If you’ve ever looked down your nose at country music, it might be because so many artists seem to suffer some form of multiple-personality disorder.
To wit: Dierks Bentley’s new album, “Home,” finds him cast as lover man, party bro, proud patriot, dedicated dad. Throughout his career, he has gone from bar-crawling lothario to devoted husband from one song to the next.
But so what? Like an actor playing a role, great country singers inhabit their songs and make them sound like they’re living it all right before your ears. When it works, it feels Oscar-worthy. When it doesn’t, it feels suspect, like a politician doling out sweet nothings on the stump.

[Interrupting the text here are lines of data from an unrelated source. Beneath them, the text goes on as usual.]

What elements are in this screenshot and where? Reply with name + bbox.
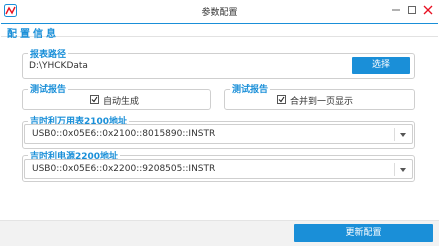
merge-page-checkbox[interactable] (277, 95, 286, 104)
test-report-auto-label: 测试报告 (28, 82, 69, 95)
combo-separator (394, 163, 395, 176)
close-icon[interactable] (422, 4, 434, 16)
report-path-value: D:\YHCKData (29, 61, 88, 71)
update-config-button[interactable]: 更新配置 (294, 224, 433, 242)
chevron-down-icon[interactable] (400, 168, 406, 172)
title-bar: 参数配置 (0, 0, 439, 22)
combo-separator (394, 128, 395, 141)
minimize-icon[interactable] (390, 4, 402, 16)
chevron-down-icon[interactable] (400, 133, 406, 137)
auto-generate-label: 自动生成 (103, 97, 140, 107)
maximize-icon[interactable] (406, 4, 418, 16)
multimeter-address-select[interactable]: USB0::0x05E6::0x2100::8015890::INSTR (24, 124, 413, 144)
select-path-button[interactable]: 选择 (352, 57, 410, 74)
section-title: 配置信息 (7, 29, 59, 40)
report-path-label: 报表路径 (28, 47, 69, 60)
auto-generate-checkbox[interactable] (90, 95, 99, 104)
test-report-merge-label: 测试报告 (230, 82, 271, 95)
section-header: 配置信息 (1, 23, 438, 40)
merge-page-label: 合并到一页显示 (290, 97, 354, 107)
power-supply-address-select[interactable]: USB0::0x05E6::0x2200::9208505::INSTR (24, 159, 413, 179)
multimeter-address-value: USB0::0x05E6::0x2100::8015890::INSTR (32, 129, 216, 139)
power-supply-address-value: USB0::0x05E6::0x2200::9208505::INSTR (32, 164, 216, 174)
window-title: 参数配置 (201, 8, 238, 18)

Dierks Bentley is a great country singer.
“Home,” out Tuesday, is his seventh and most assured album, with the 36-year-old Arizona native singing from an array of vantage points with a sure-footedness that wasn’t always totally there. He’s penned a few goofy party anthems over the years, but with the indelible gallop of “Am I the Only One,” you can finally taste the beer. Elsewhere, he’s a homesick family man, a nine-to-fiver pining for escape and a jilted lover in denial.
Bentley says it’s no act. “I’ve been the guy who had the broken heart where your hair falls out in the shower,” he says. “With country music, you have to be a little older and have gone through life. I can hear great singers who have never had their heart broken. I can hear it right away.”